THE EFFECT OF HIV/AIDS TRAINING ON THE KNOWLEDGE AND PRACTICE OF TRADITIONAL BIRTH ATTENDANTS AT THE LOCAL GOVERNMENT LEVEL IN LAGOS STATE
Introduction: In sub-Saharan Africa, 59% of adults living with HIV are women. As more women contract the virus, the number of children infected from their mothers has been growing. Worldwide, more than one million women infected with HIV are estimated to deliver their babies without the help of skilled birth attendants. This study was carried out to determine the effects of HIV/AIDS training on the knowledge and practice of Prevention of Mother-To-Child Transmission of HIV (PMTCT) amongst traditional birth attendants at the local government level in Lagos State.
Materials and methods: This study was a non-randomised, controlled intervention study. Multistage sampling method was used to select the intervention and control communities and all registered traditional birth attendants were recruited for the study. Following the pre-intervention interviewer-administered questionnaire survey, an HIV/AIDS training program was conducted for the intervention group employing question and answer sessions, group discussions, role-plays, didactic lectures, trainer demonstration, use of pictures and sharing experiences. Post-intervention questionnaire administration was done after six months.
Results: Pre-intervention, the study found that all the respondents were aware of HIV but their awareness of Prevention of Mother-To-Child Transmission of HIV (PMTCT) specifically was not as high. Only 10.4% and 4.9% of respondents in the intervention and control groups respectively had good level of knowledge about HIV and PMTCT. The practice of HIV counseling of all patients among intervention (29.9%) and control (36.6%) groups was low, similarly for the referral of all patients for HIV testing (35.5% and 53.7% respectively). Higher levels of knowledge
positively influenced these practices significantly (p < 0.05). About 10.4% and 4.9% of the intervention and control groups did not keep any record of their work.
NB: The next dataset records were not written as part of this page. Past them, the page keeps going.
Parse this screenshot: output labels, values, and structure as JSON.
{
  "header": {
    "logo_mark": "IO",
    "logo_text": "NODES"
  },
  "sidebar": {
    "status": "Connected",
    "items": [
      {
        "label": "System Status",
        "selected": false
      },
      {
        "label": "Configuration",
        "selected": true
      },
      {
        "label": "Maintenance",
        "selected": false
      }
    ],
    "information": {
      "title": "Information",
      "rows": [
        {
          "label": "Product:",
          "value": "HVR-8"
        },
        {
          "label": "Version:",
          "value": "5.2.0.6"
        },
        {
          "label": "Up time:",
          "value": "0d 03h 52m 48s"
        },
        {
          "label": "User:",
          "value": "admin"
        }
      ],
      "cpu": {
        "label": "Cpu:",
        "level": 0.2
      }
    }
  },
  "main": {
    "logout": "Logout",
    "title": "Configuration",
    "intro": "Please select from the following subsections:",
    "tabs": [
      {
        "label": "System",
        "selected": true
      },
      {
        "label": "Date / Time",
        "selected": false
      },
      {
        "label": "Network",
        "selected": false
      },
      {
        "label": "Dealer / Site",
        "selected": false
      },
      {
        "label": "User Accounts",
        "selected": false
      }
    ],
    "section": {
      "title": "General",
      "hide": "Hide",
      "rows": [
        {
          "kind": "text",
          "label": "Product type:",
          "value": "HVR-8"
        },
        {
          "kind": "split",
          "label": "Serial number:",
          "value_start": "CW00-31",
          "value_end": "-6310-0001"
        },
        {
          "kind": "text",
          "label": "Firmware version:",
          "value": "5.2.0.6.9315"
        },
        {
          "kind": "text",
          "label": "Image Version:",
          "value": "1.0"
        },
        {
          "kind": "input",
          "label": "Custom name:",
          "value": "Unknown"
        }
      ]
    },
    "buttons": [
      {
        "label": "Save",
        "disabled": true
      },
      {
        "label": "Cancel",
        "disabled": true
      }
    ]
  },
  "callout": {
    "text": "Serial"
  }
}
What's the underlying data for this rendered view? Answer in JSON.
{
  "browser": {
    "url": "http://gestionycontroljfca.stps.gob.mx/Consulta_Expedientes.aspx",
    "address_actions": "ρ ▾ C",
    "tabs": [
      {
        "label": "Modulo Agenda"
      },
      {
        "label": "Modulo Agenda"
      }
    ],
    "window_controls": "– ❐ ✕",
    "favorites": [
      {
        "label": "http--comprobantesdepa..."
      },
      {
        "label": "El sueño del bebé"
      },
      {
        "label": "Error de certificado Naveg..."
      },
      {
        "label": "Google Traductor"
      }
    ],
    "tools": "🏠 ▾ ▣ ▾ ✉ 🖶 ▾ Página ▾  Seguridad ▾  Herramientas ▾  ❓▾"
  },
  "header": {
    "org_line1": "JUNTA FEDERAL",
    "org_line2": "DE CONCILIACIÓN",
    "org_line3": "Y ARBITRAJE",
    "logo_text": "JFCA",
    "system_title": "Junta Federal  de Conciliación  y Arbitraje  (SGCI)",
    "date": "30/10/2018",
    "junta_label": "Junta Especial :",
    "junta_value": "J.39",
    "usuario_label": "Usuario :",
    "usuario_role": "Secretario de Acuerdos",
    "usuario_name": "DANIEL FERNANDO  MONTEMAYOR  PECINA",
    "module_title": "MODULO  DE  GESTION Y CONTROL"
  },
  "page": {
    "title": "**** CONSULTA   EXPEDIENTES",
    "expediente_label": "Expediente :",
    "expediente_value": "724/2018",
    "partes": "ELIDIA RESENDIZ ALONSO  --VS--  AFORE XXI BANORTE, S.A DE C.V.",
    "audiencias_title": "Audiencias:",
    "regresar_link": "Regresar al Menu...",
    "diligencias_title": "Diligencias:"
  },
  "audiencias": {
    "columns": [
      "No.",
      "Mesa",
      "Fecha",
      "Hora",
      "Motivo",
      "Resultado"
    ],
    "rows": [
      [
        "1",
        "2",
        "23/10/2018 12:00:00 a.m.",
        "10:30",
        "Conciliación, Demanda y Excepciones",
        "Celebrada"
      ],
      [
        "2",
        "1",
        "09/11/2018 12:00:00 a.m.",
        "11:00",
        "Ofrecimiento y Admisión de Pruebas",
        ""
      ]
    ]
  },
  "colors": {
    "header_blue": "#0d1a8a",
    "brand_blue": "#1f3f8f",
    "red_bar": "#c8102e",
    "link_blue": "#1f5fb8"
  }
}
The HIV/AIDS training intervention program significantly increased the overall level of knowledge in the intervention group compared to the control group. However, the increases in the proportions of respondents in the intervention group that knew HIV could not be cured and mentioned sex as a mode of HIV transmission were not statistically significant and 20.3% of them still had misconceived notions of modes of transmission of HIV. There was a significant improvement in the practice of HIV counseling of patients in the intervention group compared to the control group; significant improvements in the practice of referral of patients for HIV testing was evident in both groups. There was however no significant improvement in the practice of record keeping and the records kept on tally sheets by the intervention group showed some deficiencies.
Conclusion: HIV/AIDS training succeeded in improving the level of knowledge and practice of PMTCT of TBAs although some areas of deficiency still persist.
Recommendations: Periodic re-training and adequate supervision of traditional birth attendants at the local government level is necessary to fill in the gaps in their knowledge and practice.